Public housing program to provide second chances


Anthony Soave

The Kenmore, 5040 N. Kenmore Ave., is one of a series of Chicago Housing Authority buildings. The CHA is considering a program that would allow ex-offenders to live with family members in public housing.

By Megan Bennett

To help residents with criminal records contribute to society, Mayor Rahm Emanuel is backing a pilot program that would allow a test group of ex-offenders to be re-admitted to public housing.

Emanuel and Michael Merchant, director of the Chicago Housing Authority, voiced support March 28 for the Reentry Project, contending that the CHA’s strict ban on occupants with criminal records limits their ability to find housing. Under the pilot, 30 former inmates would be permitted to move back in with family members who live in CHA housing for two years. After the provisional period, the CHA board will determine whether the program should be implemented on a larger scale, according to Charles Austin, co-chair of the Homeless Reentry Committee.

Participants would be chosen from the city’s main service providers that cater to ex-offenders: the Safer Foundation, St. Leonard’s Ministries and Lutheran Social Services of Illinois, according to a press release.

Anthony Lowery, director of Policy and Advocacy for the Safer Foundation, which works with ex-offenders to help them find employment, said to be considered for the program, ex-offenders must have excelled in one of the three groups’ programs for at least one year and prove that all their prior issues have been resolved.

The Chicago Coalition for the Homeless and the CHA are working together to launch the program.
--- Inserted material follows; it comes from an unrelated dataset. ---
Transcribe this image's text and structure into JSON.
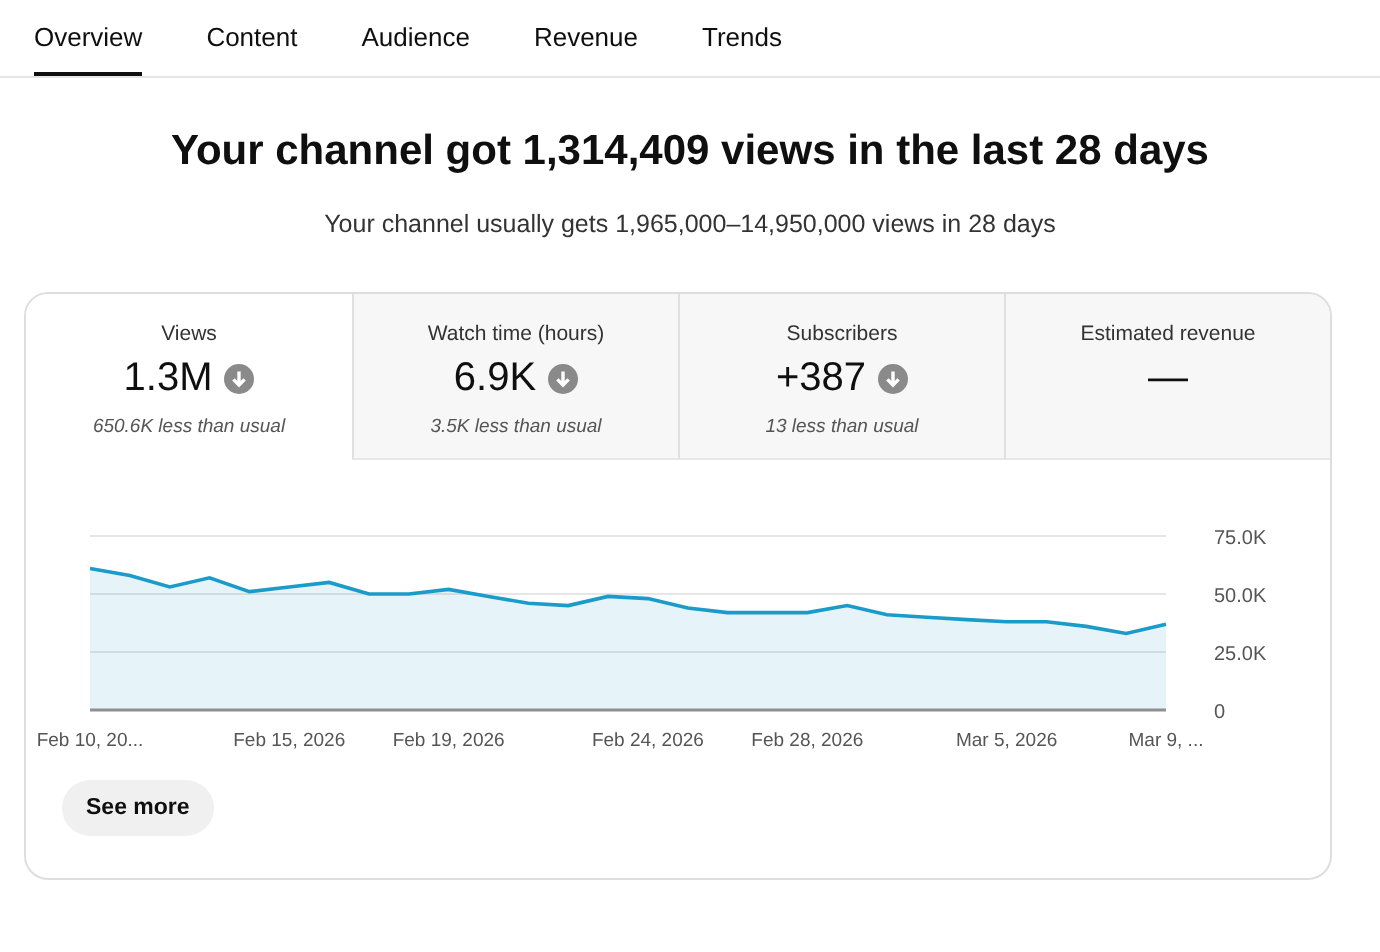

The Homeless Reentry Committee, which works with formerly incarcerated people to improve access to housing and employment, created the pilot.

The program has 125 supporters, including 14 aldermen, according to a March 28 CCH press release.
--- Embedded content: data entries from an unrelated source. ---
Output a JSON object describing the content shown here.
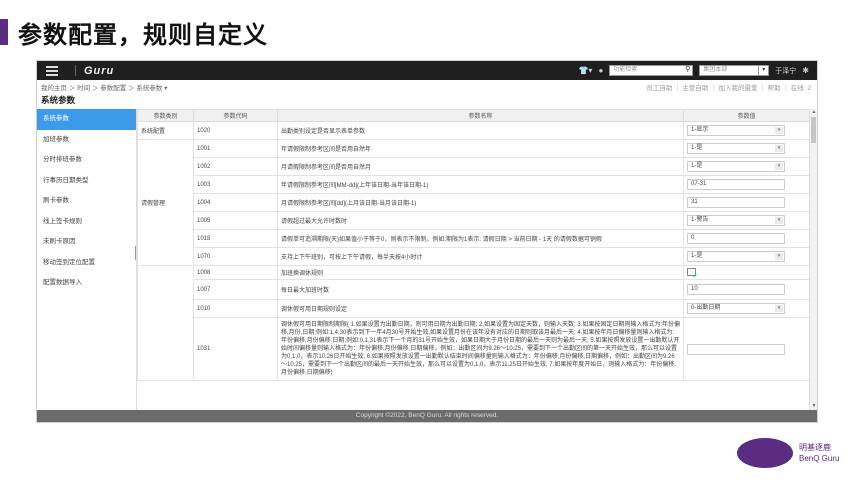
{
  "slide": {
    "title": "参数配置，规则自定义"
  },
  "topbar": {
    "brand": "Guru",
    "search_placeholder": "功能检索",
    "dept_placeholder": "集团本部",
    "user": "于泽宁",
    "icons": [
      "menu-icon",
      "shirt-icon",
      "chat-icon",
      "search-icon",
      "gear-icon"
    ]
  },
  "breadcrumb": "我的主页 ＞ 时间 ＞ 参数配置 ＞ 系统参数 ▾",
  "header_links": "员工自助 ｜ 主管自助 ｜ 加入我的最爱 ｜ 帮助 ｜ 在线: 2",
  "page_title": "系统参数",
  "sidebar": {
    "items": [
      "系统参数",
      "加班参数",
      "分时排班参数",
      "行事历日期类型",
      "刷卡参数",
      "线上签卡规则",
      "未刷卡原因",
      "移动签到定位配置",
      "配置数据导入"
    ]
  },
  "table": {
    "headers": [
      "参数类别",
      "参数代码",
      "参数名称",
      "参数值"
    ],
    "rows": [
      {
        "category": "系统配置",
        "code": "1020",
        "name": "出勤类别设定是否显示表单参数",
        "value": "1-显示",
        "kind": "select"
      },
      {
        "category": "",
        "code": "1001",
        "name": "年请假限制参考区间是否用自然年",
        "value": "1-是",
        "kind": "select"
      },
      {
        "category": "",
        "code": "1002",
        "name": "月请假限制参考区间是否用自然月",
        "value": "1-是",
        "kind": "select"
      },
      {
        "category": "",
        "code": "1003",
        "name": "年请假限制参考区间[MM-dd](上年该日期-当年该日期-1)",
        "value": "07-31",
        "kind": "input"
      },
      {
        "category": "请假管理",
        "code": "1004",
        "name": "月请假限制参考区间[dd](上月该日期-当月该日期-1)",
        "value": "31",
        "kind": "input"
      },
      {
        "category": "",
        "code": "1005",
        "name": "请假超过最大允许时数时",
        "value": "1-警告",
        "kind": "select"
      },
      {
        "category": "",
        "code": "1018",
        "name": "请假单可追溯期限(天)如果值小于等于0，则表示不限制。例如:期限为1表示: 请假日期 > 当前日期 - 1天 的请假数据可销假",
        "value": "0",
        "kind": "input"
      },
      {
        "category": "",
        "code": "1070",
        "name": "支持上下午班别，可按上下午请假，每半天按4小时计",
        "value": "1-是",
        "kind": "select"
      },
      {
        "category": "",
        "code": "1008",
        "name": "加班换调休规则",
        "value": "",
        "kind": "edit"
      },
      {
        "category": "",
        "code": "1007",
        "name": "每日最大加班时数",
        "value": "10",
        "kind": "input"
      },
      {
        "category": "",
        "code": "1010",
        "name": "调休假可用日期规则设定",
        "value": "0-出勤日期",
        "kind": "select"
      },
      {
        "category": "",
        "code": "1031",
        "name": "调休假可用日期限制期限( 1.如果设置为出勤日期，则可用日期为出勤日期; 2.如果设置为固定天数，则输入天数; 3.如果按固定日期则输入格式为:年份偏移,月份,日期;例如:1,4,30表示到下一年4月30号开始生效,如果设置月份在该年没有对应的日期则取该月最后一天; 4.如果按年月日偏移量则输入格式为:年份偏移,月份偏移,日期;例如:0,1,31表示下一个月的31号开始生效，如果日期大于月份日期的最后一天则为最后一天; 5.如果按照发放设置一出勤默认开始时间偏移量则输入格式为：年份偏移,月份偏移,日期偏移，例如：出勤区间为9.26～10.25，需要到下一个出勤区间的第一天开始生效，那么可以设置为0,1,0，表示10.26日开始生效; 6.如果按照发放设置一出勤默认结束时间偏移量则输入格式为：年份偏移,月份偏移,日期偏移，例如：出勤区间为9.26～10.25，需要到下一个出勤区间的最后一天开始生效，那么可以设置为0,1,0，表示11.25日开始生效; 7.如果按年度开始日，则输入格式为：年份偏移,月份偏移,日期偏移)",
        "value": "",
        "kind": "none"
      }
    ]
  },
  "footer": "Copyright ©2022, BenQ Guru. All rights reserved.",
  "logo": {
    "mark": "BenQ",
    "line1": "明基逐鹿",
    "line2": "BenQ Guru"
  }
}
“We hope this program can be used as a model to show that with stable housing and the right kind of support from family and service providers that ex-offenders can be very successful,” said CHA community organizer Rachel Ramirez.

The CHA Board of Commissioners must approve the program before it can be implemented, but no official date has been set for a vote as of press time.

The CCH presented the idea to the CHA two years ago, but the CHA was initially unreceptive to allowing formerly incarcerated citizens to live in public housing, Ramirez said.

“The Chicago Housing Authority was slow-going, but change in general is slow-going, so we were prepared for the long haul,” Ramirez said.

As of press time, the CHA has not returned requests for comment.

Ramirez said former housing authority CEO Charles Woodyard supported the program, but when he resigned Nov. 1, the Homeless Reentry Committee was worried that the project was in jeopardy, prompting them to seek Emanuel’s support, Ramirez said.

Lowery said the pilot would likely not exist without the mayor’s public support.

Chris Roach, intake coordinator and a former resident of St. Leonard’s Ministries, said most people are hesitant to give ex-inmates a second chance, but doing so would allow them the chance to make positive contributions to society.

“Society would rather spend tax dollars on security than to help the person conquer their troubles,” Roach said.

Austin said a stable home would help people with criminal records get on the right path.

“You can’t rebuild your life when you’re constantly worried [about] where you’re going to lay your head from night to night,” Austin said.

The committee has yet to work with Merchant’s staff, but they are in communication, Ramirez said, adding that she would like to see the CHA eliminate “blanket restrictions” for certain ex-offenders.

“We are confident that the pilot will be successful and that the 30 people are going to go back to the neighborhoods [and] set excellent examples for people around them who are also struggling,” she said.